En el estudio de Francisco reinaba una tensión palpable. Él, de pie, miraba con severidad a la pareja que estaba sentada en el sofá y que, se suponía, no debía estar ahí.
—Me dijeron que llegaban mañana —afirmó con voz alterada.
Javier se giró para ver a su esposa, que le dedicaba a su hijo una sonrisa aduladora. Lorena sonrió aún más.
—Ay, hijito, queríamos darte una sorpresa. ¿A poco no te sorprendimos? Jaja.
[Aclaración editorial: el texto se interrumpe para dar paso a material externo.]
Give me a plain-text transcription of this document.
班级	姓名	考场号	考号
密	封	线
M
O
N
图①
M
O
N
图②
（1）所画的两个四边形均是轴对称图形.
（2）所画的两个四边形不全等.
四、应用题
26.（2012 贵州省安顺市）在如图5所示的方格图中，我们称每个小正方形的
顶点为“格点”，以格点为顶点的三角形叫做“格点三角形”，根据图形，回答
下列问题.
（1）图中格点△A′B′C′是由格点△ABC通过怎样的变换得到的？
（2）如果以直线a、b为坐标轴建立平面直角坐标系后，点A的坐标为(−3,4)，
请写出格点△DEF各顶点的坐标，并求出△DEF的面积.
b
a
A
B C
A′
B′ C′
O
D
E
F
Al oírla, Javier sintió que se le caía la cara de vergüenza. Si estuviera sorprendido, no tendría esa expresión.
—Me preocupan. ¿Y si les hubiera pasado algo? —insistió Francisco, sin ceder.
—Señor, señora, tomen un poco de agua. Deben estar muy cansados después del viaje.
Bianca se acercó con dos vasos y los dejó sobre la mesa.
Desde que Lorena entró, no le había quitado los ojos de encima a la joven. Por su apariencia, ya le había dado una buena calificación. El gusto de su hijo no era nada malo.
—Gracias, hija, qué amable eres.
—Es que no sé qué decirles —se quejó Francisco.